Toward the end of his stay with the Bartons, Dick began spending more time in Eugene. He wanted to prepare some of his poetry for submission to publishers, and the only available typewriter belonged to Edna Webster. Brautigan timed his visits to coincide with the hours when Linda
was away at school. From his many rough-draft notebooks and sheaves of completed work, he compiled four typed manuscripts. The first was “Tiger in a Telephone Booth.”
The second manuscript, “Why Unknown Poets Stay Unknown,” Brautigan dedicated “For Edna, / and anybody else / who happens / to be around.” He included a brief foreword introducing himself and stating his age (twenty-one). After describing his status as an “unknown poet,” Brautigan ended with a line so purely in the spirit of his unfettered imagination that he might have penned it at any point in his career: “Let us pretend that my mind is a taxi and suddenly (‘What the hell's coming off!') you are riding in it.” He mailed the collection to Random House in New York, using 41 Madison Street as his return address.
The manuscript consisted of fifty-three short poems, forty-three of which were published in a 1999 anthology of Brautigan's early work,
The Edna Webster Collection of Undiscovered Writings
. Released by his official publisher, it was nevertheless a crude effort. In the original manuscript, each poem was allotted a single page and given room to breathe (a practice Brautigan scrupulously followed with all his later published books of poetry). To save space, this collection printed them one above the other like literary wallpaper.

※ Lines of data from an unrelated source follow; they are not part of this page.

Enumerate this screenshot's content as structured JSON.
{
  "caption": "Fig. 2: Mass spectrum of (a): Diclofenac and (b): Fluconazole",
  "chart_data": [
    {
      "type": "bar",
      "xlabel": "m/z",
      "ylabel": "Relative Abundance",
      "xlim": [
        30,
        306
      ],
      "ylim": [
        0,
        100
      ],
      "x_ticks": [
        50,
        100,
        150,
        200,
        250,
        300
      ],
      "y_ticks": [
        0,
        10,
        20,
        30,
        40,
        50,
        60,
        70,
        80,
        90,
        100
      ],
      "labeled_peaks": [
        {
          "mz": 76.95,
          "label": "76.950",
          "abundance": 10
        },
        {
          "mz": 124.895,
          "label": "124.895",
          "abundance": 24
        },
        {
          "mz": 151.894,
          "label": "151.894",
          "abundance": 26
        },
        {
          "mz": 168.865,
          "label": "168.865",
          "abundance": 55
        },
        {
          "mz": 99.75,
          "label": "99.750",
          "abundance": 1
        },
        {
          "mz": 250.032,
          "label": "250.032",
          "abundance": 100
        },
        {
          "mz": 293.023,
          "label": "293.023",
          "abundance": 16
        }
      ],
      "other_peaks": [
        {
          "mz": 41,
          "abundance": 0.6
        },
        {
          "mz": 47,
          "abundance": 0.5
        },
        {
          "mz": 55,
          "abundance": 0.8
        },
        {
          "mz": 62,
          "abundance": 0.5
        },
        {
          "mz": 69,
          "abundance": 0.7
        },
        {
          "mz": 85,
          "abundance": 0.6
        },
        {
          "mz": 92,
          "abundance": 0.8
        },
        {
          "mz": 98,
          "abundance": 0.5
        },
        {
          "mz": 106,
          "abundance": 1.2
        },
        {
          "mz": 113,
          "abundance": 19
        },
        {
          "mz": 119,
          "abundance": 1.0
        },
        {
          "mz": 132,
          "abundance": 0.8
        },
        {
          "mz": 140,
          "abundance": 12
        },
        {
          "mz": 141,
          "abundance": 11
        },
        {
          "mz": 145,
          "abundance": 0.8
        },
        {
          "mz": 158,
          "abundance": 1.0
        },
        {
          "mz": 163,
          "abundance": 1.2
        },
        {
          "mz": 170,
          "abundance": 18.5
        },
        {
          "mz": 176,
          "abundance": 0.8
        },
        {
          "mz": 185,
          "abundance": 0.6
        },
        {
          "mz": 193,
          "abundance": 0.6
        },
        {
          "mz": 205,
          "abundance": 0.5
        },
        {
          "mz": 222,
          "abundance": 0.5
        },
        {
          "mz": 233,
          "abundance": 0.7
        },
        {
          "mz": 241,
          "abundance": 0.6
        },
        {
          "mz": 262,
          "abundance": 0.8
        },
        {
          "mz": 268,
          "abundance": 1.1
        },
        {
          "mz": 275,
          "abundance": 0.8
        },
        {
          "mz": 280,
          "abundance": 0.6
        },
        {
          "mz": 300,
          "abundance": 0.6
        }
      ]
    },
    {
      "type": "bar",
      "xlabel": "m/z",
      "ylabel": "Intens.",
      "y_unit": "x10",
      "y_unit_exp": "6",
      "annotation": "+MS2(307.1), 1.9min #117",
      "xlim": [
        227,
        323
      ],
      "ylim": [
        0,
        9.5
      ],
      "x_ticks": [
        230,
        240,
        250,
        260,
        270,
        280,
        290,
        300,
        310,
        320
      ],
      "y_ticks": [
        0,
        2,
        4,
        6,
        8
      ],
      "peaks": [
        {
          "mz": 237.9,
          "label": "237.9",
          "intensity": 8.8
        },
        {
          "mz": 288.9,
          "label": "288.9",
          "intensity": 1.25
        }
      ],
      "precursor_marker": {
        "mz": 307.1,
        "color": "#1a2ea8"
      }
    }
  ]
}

Several of the notebooks Dick gave to Edna were also included in this collection and accorded even more savage editorial treatment. Instead of following the author's intentions, where a page often contained only a single word, the little stories were crammed together, a large dot indicating the page breaks. Brautigan, always a stickler for proper layout and design, would have been appalled. His minimalist tales achieved their emotional power by having the reader turn from page to page before finishing a sentence. Printing the individual lines in a single column separated by dots canceled the author's artistic aims as effectively as hanging a painting upside down.